Clinical, virologic and immunologic responses of children with advanced human immunodeficiency virus type 1 disease treated with protease inhibitors.

Author information

1
Department of Pediatrics, University of Washington, Children's Hospital and Medical Center, Seattle 98105, USA. ajmelvin@u.washington.edu

Abstract

OBJECTIVE:

To determine the effects of combination antiretroviral therapy including a protease inhibitor (PI combination therapy) in children with advanced HIV-1 disease.

STUDY DESIGN:

An observational study of HIV-1 plasma RNA, lymphocyte subsets, delayed type hypersensitivity and physical growth after initiation of PI combination therapy.

RESULTS:

In nine children the median HIV-1 plasma RNA decreased 1.7 log10 (mean, 1.57; range, 0.7 to 2.2) following PI combination therapy and CD4 cells increased a median of 499 (mean, 528; range, 9 to 1088) cells/microl.
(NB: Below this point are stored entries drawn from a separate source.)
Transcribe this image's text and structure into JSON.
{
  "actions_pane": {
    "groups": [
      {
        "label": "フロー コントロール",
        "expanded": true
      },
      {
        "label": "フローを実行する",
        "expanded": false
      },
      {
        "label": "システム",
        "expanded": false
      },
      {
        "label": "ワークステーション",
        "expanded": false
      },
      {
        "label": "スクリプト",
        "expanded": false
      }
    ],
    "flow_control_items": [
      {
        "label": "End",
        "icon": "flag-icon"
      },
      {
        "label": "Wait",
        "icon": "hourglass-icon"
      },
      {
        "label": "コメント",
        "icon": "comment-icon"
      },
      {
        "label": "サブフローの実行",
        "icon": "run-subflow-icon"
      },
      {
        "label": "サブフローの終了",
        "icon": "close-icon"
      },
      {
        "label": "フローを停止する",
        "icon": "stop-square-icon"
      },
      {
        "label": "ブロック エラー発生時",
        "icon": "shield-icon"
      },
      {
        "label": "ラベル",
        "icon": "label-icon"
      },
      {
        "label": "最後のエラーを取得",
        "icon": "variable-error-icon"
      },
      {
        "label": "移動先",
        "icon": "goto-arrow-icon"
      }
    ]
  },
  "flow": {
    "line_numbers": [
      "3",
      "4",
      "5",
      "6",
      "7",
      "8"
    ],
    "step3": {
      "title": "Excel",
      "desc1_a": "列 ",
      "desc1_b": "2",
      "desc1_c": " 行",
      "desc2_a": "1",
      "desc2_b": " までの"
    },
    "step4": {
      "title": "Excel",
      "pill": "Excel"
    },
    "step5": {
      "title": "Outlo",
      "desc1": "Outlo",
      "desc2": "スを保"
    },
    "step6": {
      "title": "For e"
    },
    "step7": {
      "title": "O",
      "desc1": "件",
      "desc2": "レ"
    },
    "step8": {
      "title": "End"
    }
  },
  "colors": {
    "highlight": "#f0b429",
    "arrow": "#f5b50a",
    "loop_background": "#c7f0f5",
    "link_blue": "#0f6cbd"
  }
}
A rebound of RNA, associated with the development of resistance to the PI, occurred in three subjects. Three of six children were no longer anergic and all nine achieved normal weight-growth velocities. Ritonavir was well-tolerated, despite its bitter taste; however, four of five children treated with indinavir developed renal complications.

CONCLUSIONS:

PI combination therapy in children with advanced HIV-1 disease was associated with a decrease in HIV-1 RNA, improved immunologic measures and normal or better weight gain. Of concern was the rebound in plasma HIV-1 associated with resistance to the PI observed in one-third of patients. This emphasizes the need for larger studies to define optimal PI containing regimens with long term efficacy in children.